En comité parlementaire lundi, Marie-Philippe Bouchard a évoqué un «désir de rétablir une présence journalistique dans un grand nombre de communautés», avec une vingtaine de journalistes recrutés pour cela partout au Canada.
La PDG veut aussi avoir une agilité numérique en facilitant l’accès à leur contenu et jouer un rôle rassembleur.
Coordination avec les médias privés et plus locaux
Pour ce rôle rassembleur, CBC/Radio-Canada planche sur une collaboration notamment avec les médias privés et locaux.
Je suis très préoccupée de voir le sort de nos collègues, avec les revenus publicitaires à la baisse. Ce contexte fragilise le potentiel de maintenir l’écoute aussi forte
Elle a expliqué qu’elle veut «réduire les couts qui étranglent tout le monde», ce qui comprend Radio-Canada et les médias privés locaux au Canada.
Selon la PDG, cette collaboration se traduirait par un partage de cout d’un sondage avec un collectif de journalistes ou des images pool partagées, mais pas chargées aux plus petits médias. «Radio-Canada veut agir en “polinisateur” et non-concurrent», a-t-elle affirmé.
De plus, les jeunes, les nouvelles et nouveaux arrivants et les gens insatisfaits de Radio-Canada sont les publics prioritaires à conquérir pour la société d’État.
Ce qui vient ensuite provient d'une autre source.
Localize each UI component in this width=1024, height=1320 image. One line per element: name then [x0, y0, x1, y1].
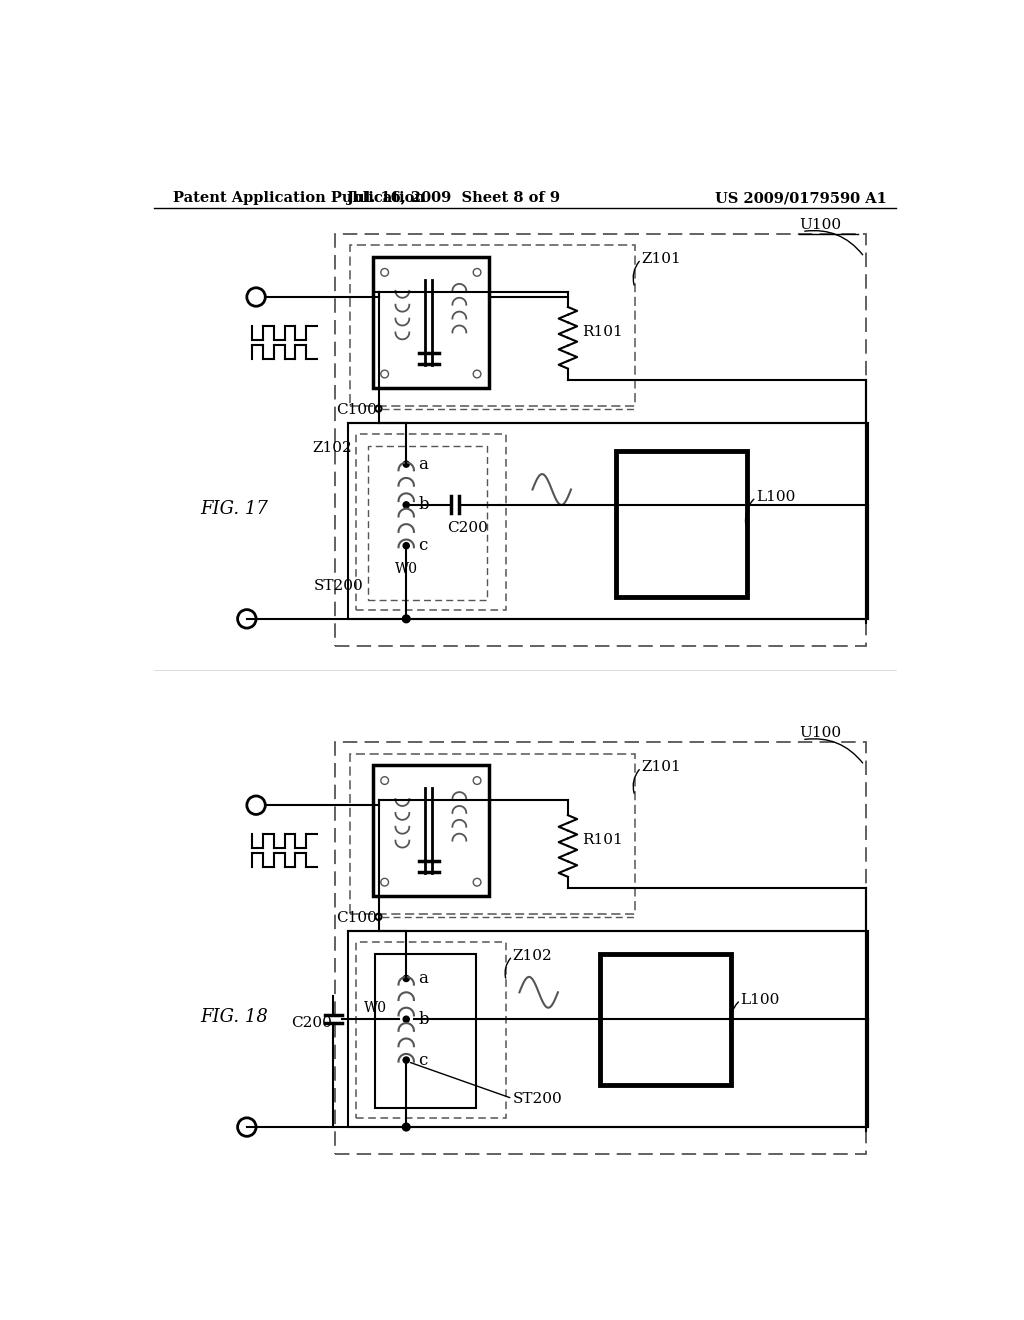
Text: L100: L100 [756, 490, 796, 504]
Bar [376, 954, 475, 1107]
Circle shape [403, 461, 410, 467]
Text: L100: L100 [740, 993, 779, 1007]
Bar [368, 446, 487, 599]
Circle shape [403, 543, 410, 549]
Text: U100: U100 [799, 218, 841, 231]
Bar [600, 954, 731, 1085]
Bar [335, 742, 866, 1154]
Text: U100: U100 [799, 726, 841, 739]
Text: R101: R101 [582, 833, 623, 847]
Text: a: a [419, 455, 428, 473]
Text: C100: C100 [336, 911, 377, 925]
Bar [350, 754, 635, 913]
Circle shape [403, 1016, 410, 1022]
Circle shape [402, 615, 410, 623]
Circle shape [402, 1123, 410, 1131]
Text: Jul. 16, 2009  Sheet 8 of 9: Jul. 16, 2009 Sheet 8 of 9 [347, 191, 560, 206]
Text: ST200: ST200 [314, 578, 364, 593]
Text: Z101: Z101 [641, 760, 681, 775]
Bar [350, 246, 635, 405]
Text: C200: C200 [291, 1016, 332, 1030]
Text: C200: C200 [447, 521, 488, 535]
Circle shape [403, 975, 410, 982]
Circle shape [403, 502, 410, 508]
Text: Z101: Z101 [641, 252, 681, 267]
Text: c: c [419, 1052, 428, 1069]
Text: Patent Application Publication: Patent Application Publication [173, 191, 425, 206]
Text: b: b [419, 1011, 429, 1028]
Text: ST200: ST200 [512, 1092, 562, 1106]
Text: C100: C100 [336, 403, 377, 417]
Circle shape [403, 1057, 410, 1063]
Text: FIG. 17: FIG. 17 [200, 500, 267, 517]
Bar [373, 766, 488, 896]
Text: b: b [419, 496, 429, 513]
Text: R101: R101 [582, 325, 623, 339]
Text: FIG. 18: FIG. 18 [200, 1008, 267, 1026]
Bar [356, 434, 506, 610]
Bar [348, 422, 868, 619]
Bar [348, 931, 868, 1127]
Bar [356, 942, 506, 1118]
Bar [615, 451, 746, 598]
Text: Z102: Z102 [312, 441, 352, 455]
Text: W0: W0 [394, 562, 418, 576]
Text: Z102: Z102 [512, 949, 552, 964]
Text: a: a [419, 970, 428, 987]
Bar [373, 257, 488, 388]
Text: c: c [419, 537, 428, 554]
Text: US 2009/0179590 A1: US 2009/0179590 A1 [715, 191, 887, 206]
Bar [335, 234, 866, 645]
Text: W0: W0 [364, 1001, 387, 1015]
Les priorités dans un contexte de réduction budgétaire
En entrevue avec Francopresse à la suite du comité sénatorial, Marie-Philippe Bouchard a expliqué ne pas savoir si le ministère des Finances du Canada allait couper dans le budget de CBC/Radio-Canada.
«On a fait un plan stratégique en ne sachant pas ce qui allait nous arriver, entre plus 150 ou moins 200 millions de dollars. C’est sûr que ça a de gros impacts dans un sens ou dans un autre. Probablement que la vérité est quelque part au milieu. Et donc, l’objectif était de se donner des orientations très précises pour pouvoir faire des choix prioritaires, soit en réinvestissement, soit en protégeant.»
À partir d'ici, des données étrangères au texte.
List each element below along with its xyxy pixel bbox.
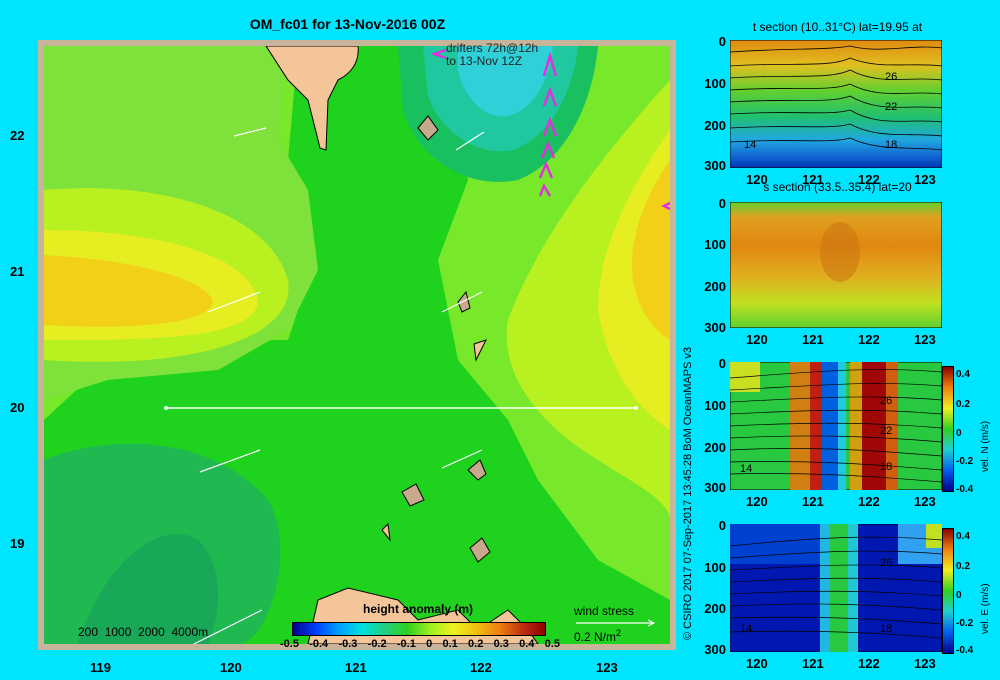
lat-tick: 21 <box>10 264 25 279</box>
depth-tick: 300 <box>704 642 726 657</box>
lon-tick: 123 <box>914 332 936 347</box>
lon-tick: 119 <box>90 660 111 675</box>
main-map <box>38 40 676 650</box>
cbar-tick: -0.2 <box>367 638 387 650</box>
wind-arrows <box>192 127 485 644</box>
drifters-label: drifters 72h@12h to 13-Nov 12Z <box>446 41 539 68</box>
temperature-section: 26 22 18 14 <box>730 40 942 168</box>
lon-tick: 120 <box>746 172 768 187</box>
cbar-tick: -0.2 <box>956 618 974 629</box>
depth-tick: 0 <box>718 196 726 211</box>
cbar-tick: -0.4 <box>956 645 974 656</box>
lon-tick: 122 <box>858 172 880 187</box>
depth-tick: 200 <box>704 440 726 455</box>
cbar-tick: 0.4 <box>956 369 970 380</box>
north-velocity-section: 26 22 18 14 <box>730 362 942 490</box>
lon-tick: 122 <box>858 656 880 671</box>
depth-tick: 300 <box>704 480 726 495</box>
lat-tick: 19 <box>10 536 25 551</box>
east-velocity-section: 26 18 14 <box>730 524 942 652</box>
depth-tick: 0 <box>718 518 726 533</box>
cbar-tick: 0 <box>956 428 962 439</box>
depth-tick: 300 <box>704 320 726 335</box>
lat-tick: 22 <box>10 128 25 143</box>
map-title: OM_fc01 for 13-Nov-2016 00Z <box>249 16 446 32</box>
depth-tick: 100 <box>704 560 726 575</box>
cbar-tick: 0.4 <box>956 531 970 542</box>
cbar-tick: -0.3 <box>338 638 358 650</box>
vel-e-label: vel. E (m/s) <box>980 583 991 634</box>
wind-stress-scale: 0.2 N/m <box>574 630 617 644</box>
drifter-tracks <box>430 48 670 211</box>
lon-tick: 122 <box>470 660 492 675</box>
salinity-section <box>730 202 942 328</box>
wind-stress-key: wind stress 0.2 N/m2 <box>574 604 664 644</box>
depth-tick: 200 <box>704 118 726 133</box>
cbar-tick: 0 <box>956 590 962 601</box>
height-anomaly-field <box>44 46 670 644</box>
vel-n-label: vel. N (m/s) <box>980 420 991 472</box>
cbar-tick: 0.4 <box>519 638 535 650</box>
wind-stress-exp: 2 <box>616 628 622 638</box>
contour-label: 26 <box>880 557 892 569</box>
contour-label: 22 <box>885 101 897 113</box>
wind-stress-label: wind stress <box>574 604 635 618</box>
lon-tick: 123 <box>914 172 936 187</box>
contour-label: 14 <box>744 139 756 151</box>
depth-tick: 0 <box>718 34 726 49</box>
contour-label: 18 <box>880 623 892 635</box>
cbar-tick: -0.2 <box>956 456 974 467</box>
lon-tick: 120 <box>220 660 242 675</box>
contour-label: 18 <box>880 461 892 473</box>
cbar-tick: 0 <box>426 638 433 650</box>
cbar-tick: 0.5 <box>544 638 560 650</box>
cbar-tick: 0.2 <box>468 638 484 650</box>
cbar-tick: -0.5 <box>280 638 299 650</box>
lon-tick: 120 <box>746 332 768 347</box>
height-colorbar: height anomaly (m) -0.5 -0.4 -0.3 -0.2 -… <box>280 602 560 654</box>
cbar-tick: 0.2 <box>956 399 970 410</box>
contour-label: 18 <box>885 139 897 151</box>
contour-label: 14 <box>740 623 752 635</box>
cbar-tick: 0.3 <box>493 638 509 650</box>
vel-e-colorbar <box>942 528 954 654</box>
cbar-tick: 0.2 <box>956 561 970 572</box>
lon-tick: 123 <box>596 660 618 675</box>
lon-tick: 121 <box>345 660 367 675</box>
panel-title-salinity: s section (33.5..35.4) lat=20 <box>763 180 912 194</box>
credit-text: © CSIRO 2017 07-Sep-2017 13:45:28 BoM Oc… <box>682 346 694 640</box>
cbar-tick: -0.4 <box>309 638 329 650</box>
cbar-tick: -0.4 <box>956 484 974 495</box>
lon-tick: 121 <box>802 494 824 509</box>
cbar-tick: 0.1 <box>442 638 458 650</box>
depth-legend: 200 1000 2000 4000m <box>78 625 209 639</box>
depth-tick: 300 <box>704 158 726 173</box>
lat-tick: 20 <box>10 400 25 415</box>
lon-tick: 122 <box>858 332 880 347</box>
depth-tick: 200 <box>704 601 726 616</box>
depth-tick: 0 <box>718 356 726 371</box>
lon-tick: 120 <box>746 656 768 671</box>
lon-tick: 120 <box>746 494 768 509</box>
depth-tick: 100 <box>704 398 726 413</box>
contour-label: 22 <box>880 425 892 437</box>
depth-tick: 200 <box>704 279 726 294</box>
colorbar-title: height anomaly (m) <box>362 602 473 616</box>
land-taiwan <box>265 46 359 151</box>
lon-tick: 122 <box>858 494 880 509</box>
cbar-tick: -0.1 <box>396 638 416 650</box>
lon-tick: 123 <box>914 494 936 509</box>
vel-n-colorbar <box>942 366 954 492</box>
panel-title-temperature: t section (10..31°C) lat=19.95 at <box>752 20 923 34</box>
contour-label: 14 <box>740 463 752 475</box>
lon-tick: 121 <box>802 656 824 671</box>
lon-tick: 123 <box>914 656 936 671</box>
lon-tick: 121 <box>802 172 824 187</box>
depth-tick: 100 <box>704 76 726 91</box>
lon-tick: 121 <box>802 332 824 347</box>
depth-tick: 100 <box>704 237 726 252</box>
colorbar-gradient <box>292 622 546 636</box>
contour-label: 26 <box>885 71 897 83</box>
contour-label: 26 <box>880 395 892 407</box>
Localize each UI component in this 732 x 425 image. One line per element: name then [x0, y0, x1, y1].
La société d’État a perdu environ 2 % de son financement public en 2023-2024.
Demande d’un portrait «plus juste» des producteurs francophones minoritaires
Le sénateur acadien René Cormier a de son côté demandé à l’équipe de direction de Radio-Canada des données plus justes pour distinguer les producteurs indépendants francophones canadiens de l’extérieur du Québec.
«Il y a un enjeu sur la méthode de calcul de la Société Radio-Canada dans ses rapports au [Conseil de la radiodiffusion et des télécommunications canadiennes (CRTC)] pour comptabiliser les dépenses des émissions francophones canadiennes des producteurs indépendants des CLOSM», a-t-il précisé.
Marie-Philippe Bouchard a assuré que «même si on détricotait [les deux], on verrait que l’essence de l’enveloppe qui va aux émissions francophones va aux producteurs en milieu minoritaires».
Elle a toutefois souligné que Radio-Canada avait besoin de l’appui du CRTC si la société s’embarquait pour faire la distinction entre les deux dans ses rapports.
«Il faut aussi que le producteur francophone en milieu minoritaire soit majoritaire» au sein de l’équipe de production pour compter, a-t-elle nuancé. Comme un producteur qui est à la tête du processus de décision, et non un poste de producteur adjoint.
Marie-Philippe Bouchard a aussi affirmé que Radio-Canada pouvait servir «d’entremetteurs» entre les productions francophones québécoises et les productions francophones des autres provinces et territoires.
Ce maillage avec les producteurs du Québec peut être une opportunité pour avoir la capacité de réaliser des projets que les producteurs francophones des CLOSM ne pourraient faire seuls
La polémique Gem
La commissaire à l’information a demandé à CBC/Radio-Canada de divulguer le nombre d’abonnés payant sur Gem, la plateforme de contenu audiovisuel de CBC/Radio-Canada. Jusqu’ici, la société d’État refuse, évoquant des conséquences sur les négociations commerciales entourant l’intégration de Gem à d’autres services de diffusion en continu.
La question est revenue en comité parlementaire lundi. Pressée sur cette question par plusieurs députés conservateurs, Marie-Philippe Bouchard n’a pas donné de chiffres.
Elle a toutefois révélé que 5,3 millions de personnes «utilisaient» Gem. «Ça ne veut pas dire qu’ils sont [des abonnés payants] pour autant», a contrecarré le député conservateur Kevin Waugh.